Ribozom Ciltli Polipeptitler izole bir aracı olarak SECM Tutuklanma sırası kullanılarak

Bu prosedürün genel amacı, in vitro hücresiz bir sistemde translasyon sırasında üretilen SEC TED 70'in ribozoma bağlı, yeni ortaya çıkan zincir komplekslerini veya RNC'leri izole etmektir. Bu, ilk olarak 17 amino asit uzunluğunda bir SEC M durdurma dizisinin ilgilenilen genin C terminal ucuna sokulması ve bunun T yedi transkripsiyonel promotörün aşağı akışında klonlanmasıyla gerçekleştirilir. Daha sonra, mRNA, bir in vitro transkripsiyon reaksiyonu kullanılarak kopyalanır ve daha sonra saflaştırılır.

Daha sonra saflaştırılmış mRNA, sentezlenen proteini veya yeni ortaya çıkan polipeptidi etiketlemek için radyoaktif amino asitlerle bir S 30 E coli özü sisteminde çevrilir. Son olarak, ikinci Mr.Ed ribozoma bağlı yeni oluşan zincir kompleksleri sakaroz, gradyan, santrifüjleme ve fraksiyonlama ile izole edilir. Sonuç olarak, gradyan fraksiyonlarından izole edilen etiketli polipeptitlerin jel elektroforez analizi ile yeni ortaya çıkan zincirlerin 70 s ribozoma stabil bir şekilde bağlandığını gösteren sonuçlar elde edilebilir.
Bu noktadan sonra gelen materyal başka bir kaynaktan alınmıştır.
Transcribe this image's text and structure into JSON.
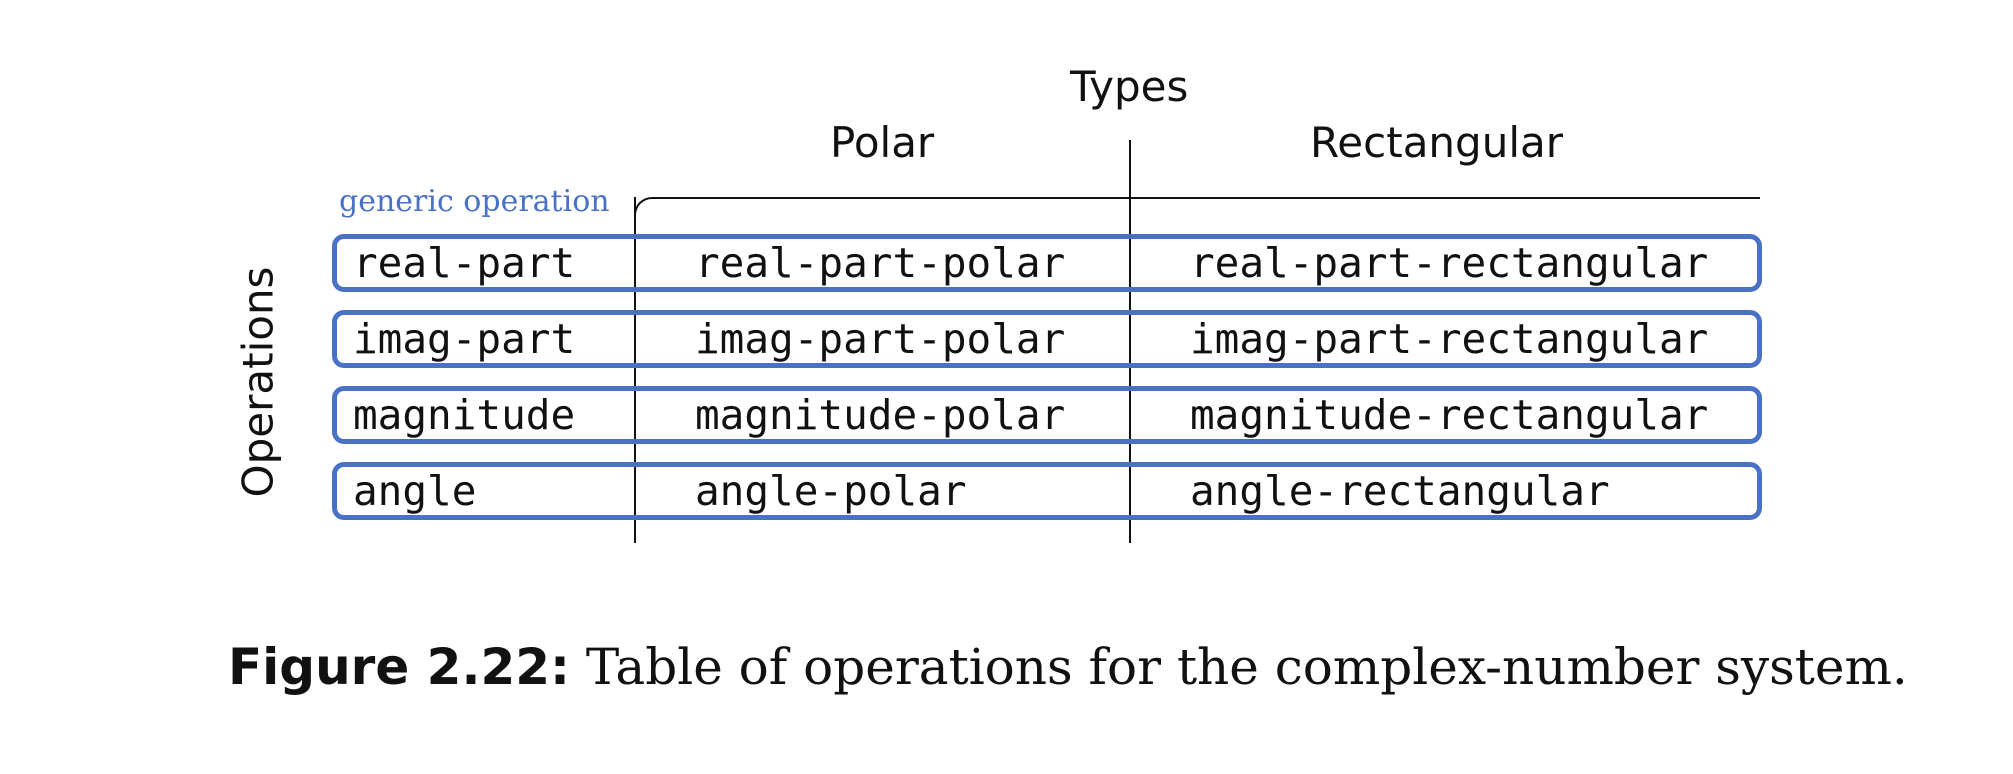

Bu tekniğin, stok kodonu olmayan mRNA'nın kullanılması gibi mevcut yöntemlere göre ana avantajı, translasyon ve sonraki santrifüjleme aşaması sırasında yeni ortaya çıkan polipeptit zincirinin 70 s ribozoma bağlanmasını yüksek verimlilikle sağlamasıdır. Ek olarak, kesintisiz kordon teknolojisinin aksine, bu yöntem hem in vitro hem de in vivo sistem sırasında neredeyse eşit verimlilikle kullanılabilir. Bu yöntem, translasyonel protein katlanması alanında, çeviri sırasında çeşitli tranlational katlama ara ürünlerinin ne kadar erken oluşabileceği gibi temel soruların yanıtlanmasına yardımcı olabilir ve ayrıca yapılarını doğrudan veya dolaylı yapı kullanarak analiz etmeye yardımcı olabilir.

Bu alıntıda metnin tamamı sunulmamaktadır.